La noche no podía ser más oscura, giro distraídamente tomando un callejón. El barrio era peligroso, pandillas y sucesos extraños ocurrían a cada instante, cada mañana una familia sufría una perdida, toda noche se sufría una perdida. Con una sonrisa socarrona pensó que tal vez no sería tan malo si esta vez era él quien fuera la perdida.
Salio del callejón, una pequeña parte de sí maldiciendo que nada hubiera pasado, otra parte dándole las gracias a un Dios que hace tiempo abandonó; y en ese instante la explosión lo aturdido y la botella rodó.
Gritos tanto de dolor como de rabia, vidrio roto, sus aturdidos sentidos fueron atacados por la súbita conmoción. Frente a él una banda imposible de no reconocer peleaba contra unas sombras ágiles y tenebrosas en la nube de polvo espesa. Se apoyo sobre sus manos; el terror había invadido su corazón, amenazando con estrangularlo y gateo, lo más lejos que pudiera, lo más desapercibido que pudiera. Un disparó, una bala, una sombra frente a él, un gritó para se alejará y un par de katanas. Tras un basurero noto su brazo sangrante, su chaqueta rápidamente se teñía de rojo. Los gritos, los disparos y uno, dos… más cuerpos, sin vida iban acumulándose en el piso.

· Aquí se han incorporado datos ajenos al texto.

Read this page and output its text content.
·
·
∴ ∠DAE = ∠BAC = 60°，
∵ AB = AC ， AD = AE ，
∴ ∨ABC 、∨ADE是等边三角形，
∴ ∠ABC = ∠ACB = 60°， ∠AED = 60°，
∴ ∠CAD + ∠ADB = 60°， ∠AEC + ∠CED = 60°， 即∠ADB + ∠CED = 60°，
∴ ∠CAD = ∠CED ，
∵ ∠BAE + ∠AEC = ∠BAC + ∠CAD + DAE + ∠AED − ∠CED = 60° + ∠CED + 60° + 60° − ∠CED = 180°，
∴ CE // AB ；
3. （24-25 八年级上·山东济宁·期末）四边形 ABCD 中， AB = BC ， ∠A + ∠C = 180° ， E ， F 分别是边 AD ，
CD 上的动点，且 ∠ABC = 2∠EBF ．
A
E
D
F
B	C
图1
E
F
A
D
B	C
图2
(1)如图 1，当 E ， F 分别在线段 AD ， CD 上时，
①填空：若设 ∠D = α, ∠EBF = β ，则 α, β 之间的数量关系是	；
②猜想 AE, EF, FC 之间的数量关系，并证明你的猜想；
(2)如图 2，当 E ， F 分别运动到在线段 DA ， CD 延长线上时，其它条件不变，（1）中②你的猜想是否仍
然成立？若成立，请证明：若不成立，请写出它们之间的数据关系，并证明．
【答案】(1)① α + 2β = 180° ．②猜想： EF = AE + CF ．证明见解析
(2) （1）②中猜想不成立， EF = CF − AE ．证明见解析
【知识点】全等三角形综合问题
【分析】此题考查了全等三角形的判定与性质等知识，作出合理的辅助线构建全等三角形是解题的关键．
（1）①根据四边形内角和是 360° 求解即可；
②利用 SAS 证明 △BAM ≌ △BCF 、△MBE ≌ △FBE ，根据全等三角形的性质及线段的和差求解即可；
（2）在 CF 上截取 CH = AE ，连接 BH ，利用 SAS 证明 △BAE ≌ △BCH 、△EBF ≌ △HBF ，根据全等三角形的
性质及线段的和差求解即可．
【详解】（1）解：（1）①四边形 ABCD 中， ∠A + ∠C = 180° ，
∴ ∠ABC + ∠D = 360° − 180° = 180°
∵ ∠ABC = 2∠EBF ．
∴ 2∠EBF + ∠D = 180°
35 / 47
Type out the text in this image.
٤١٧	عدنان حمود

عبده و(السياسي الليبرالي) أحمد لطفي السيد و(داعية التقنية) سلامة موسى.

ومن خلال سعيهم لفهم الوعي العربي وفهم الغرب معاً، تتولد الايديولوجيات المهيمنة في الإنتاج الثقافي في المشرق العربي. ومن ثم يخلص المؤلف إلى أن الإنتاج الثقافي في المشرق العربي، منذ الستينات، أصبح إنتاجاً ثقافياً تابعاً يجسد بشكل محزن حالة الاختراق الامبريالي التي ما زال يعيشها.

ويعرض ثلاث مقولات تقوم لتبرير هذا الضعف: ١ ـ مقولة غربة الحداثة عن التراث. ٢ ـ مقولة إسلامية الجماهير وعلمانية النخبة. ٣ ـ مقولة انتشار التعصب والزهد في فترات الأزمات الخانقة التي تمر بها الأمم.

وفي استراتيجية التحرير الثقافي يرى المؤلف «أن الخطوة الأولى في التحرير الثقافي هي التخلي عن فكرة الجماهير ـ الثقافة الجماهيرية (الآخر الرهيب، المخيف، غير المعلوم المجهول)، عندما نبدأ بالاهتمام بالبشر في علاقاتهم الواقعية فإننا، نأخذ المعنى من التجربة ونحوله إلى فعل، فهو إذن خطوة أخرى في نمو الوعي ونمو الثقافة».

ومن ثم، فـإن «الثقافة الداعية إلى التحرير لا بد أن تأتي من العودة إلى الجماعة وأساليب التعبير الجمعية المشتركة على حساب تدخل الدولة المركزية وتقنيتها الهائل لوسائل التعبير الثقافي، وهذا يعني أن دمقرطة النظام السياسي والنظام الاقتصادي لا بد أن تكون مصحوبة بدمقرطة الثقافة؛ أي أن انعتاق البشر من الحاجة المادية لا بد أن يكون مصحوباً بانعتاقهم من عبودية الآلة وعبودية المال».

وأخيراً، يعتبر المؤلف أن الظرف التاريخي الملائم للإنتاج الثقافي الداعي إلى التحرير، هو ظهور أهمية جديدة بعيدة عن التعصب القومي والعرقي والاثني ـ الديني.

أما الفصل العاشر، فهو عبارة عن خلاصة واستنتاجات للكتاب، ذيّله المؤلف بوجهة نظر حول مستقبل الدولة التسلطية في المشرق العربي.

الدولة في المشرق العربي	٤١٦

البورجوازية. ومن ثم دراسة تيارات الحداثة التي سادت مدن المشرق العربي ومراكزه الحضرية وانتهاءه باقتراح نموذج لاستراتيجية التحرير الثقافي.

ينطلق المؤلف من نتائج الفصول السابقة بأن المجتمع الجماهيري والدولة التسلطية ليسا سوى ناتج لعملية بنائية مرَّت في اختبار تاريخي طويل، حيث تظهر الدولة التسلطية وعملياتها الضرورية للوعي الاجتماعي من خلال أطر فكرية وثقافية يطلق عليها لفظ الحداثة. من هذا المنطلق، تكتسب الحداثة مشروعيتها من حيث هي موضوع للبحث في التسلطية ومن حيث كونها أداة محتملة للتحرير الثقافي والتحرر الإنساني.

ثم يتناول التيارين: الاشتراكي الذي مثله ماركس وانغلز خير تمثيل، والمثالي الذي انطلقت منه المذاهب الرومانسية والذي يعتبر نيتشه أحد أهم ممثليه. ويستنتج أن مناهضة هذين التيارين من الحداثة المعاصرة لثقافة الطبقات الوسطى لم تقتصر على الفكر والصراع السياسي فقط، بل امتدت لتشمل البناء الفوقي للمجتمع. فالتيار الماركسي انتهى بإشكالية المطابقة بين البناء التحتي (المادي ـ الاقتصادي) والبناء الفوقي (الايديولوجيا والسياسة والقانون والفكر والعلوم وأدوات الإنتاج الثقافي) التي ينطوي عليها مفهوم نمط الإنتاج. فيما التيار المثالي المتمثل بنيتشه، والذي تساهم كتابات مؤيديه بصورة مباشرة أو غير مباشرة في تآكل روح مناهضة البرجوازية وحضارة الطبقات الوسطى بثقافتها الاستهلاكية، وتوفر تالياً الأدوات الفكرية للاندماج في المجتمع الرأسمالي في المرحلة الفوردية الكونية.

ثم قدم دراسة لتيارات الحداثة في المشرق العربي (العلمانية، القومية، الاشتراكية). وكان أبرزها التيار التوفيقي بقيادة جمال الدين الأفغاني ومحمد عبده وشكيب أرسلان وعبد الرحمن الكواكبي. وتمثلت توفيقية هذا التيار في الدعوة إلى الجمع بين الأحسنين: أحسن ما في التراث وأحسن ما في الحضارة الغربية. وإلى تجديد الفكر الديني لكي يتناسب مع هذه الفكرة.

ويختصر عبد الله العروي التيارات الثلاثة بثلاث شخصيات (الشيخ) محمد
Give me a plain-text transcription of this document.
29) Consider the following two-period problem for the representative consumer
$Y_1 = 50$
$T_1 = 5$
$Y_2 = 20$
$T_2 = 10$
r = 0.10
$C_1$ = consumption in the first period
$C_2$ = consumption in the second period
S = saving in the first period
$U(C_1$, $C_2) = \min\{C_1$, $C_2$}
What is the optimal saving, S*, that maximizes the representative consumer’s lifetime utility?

No supo como, solo que lo hizo y que de alguna manera había llegado al hospital. Su brazo había sido vendado y su cara estaba escondida entre sus manos.
- ¡Papi!
Dos gritos, dos voces pequeñas y llenas de preocupación; pisadas rápidas, brazos calidos y llanto lleno de alivio. Frente a él estaba su ex-esposa, las lagrimas corrían por su rostro y con ellas la mascara que se acumulaba en sus mejillas, sobre su boca estaban sus manos; sus hijos lo miraban, sonrisas pequeñas, le decían cuanto lo amaban, lo alegres que estaban de que estuviera bien.
Su esposa de su cartera saco unos papeles, su temor más grande, los papales de su divorcio. Con lagrimas en los ojos los hizo trisas y tal como sus niños lo abrazo, dio las gracias a los cielos y a él le pidió mil y un disculpas, todas tan rápidas que parecían mezclarse en una sola palabra. Sintió como algo se rompió y al fin después de tanto tiempo, lloró.
La vida era extraña, muchas cosas podían pasar, buenas y malas, pero recordó que la vida, en si, no era buena ni mala. Esa noche no podía estar más agradecido de la vida, que tras la horrible experiencia le había devuelto a su familia.
En la ciudad, a las afueras de la destrozada tienda, una tortuga de mascara roja tomó la abandonada botella. La observó y la arrojó al basurero, la bebida no presentaba ninguna utilidad para los guerreros.
NA: Lo siento por el intervalo repentino, estaba terminando el semestre en la universidad y me encontré sin tiempo para revisar y subir esto adecuadamente.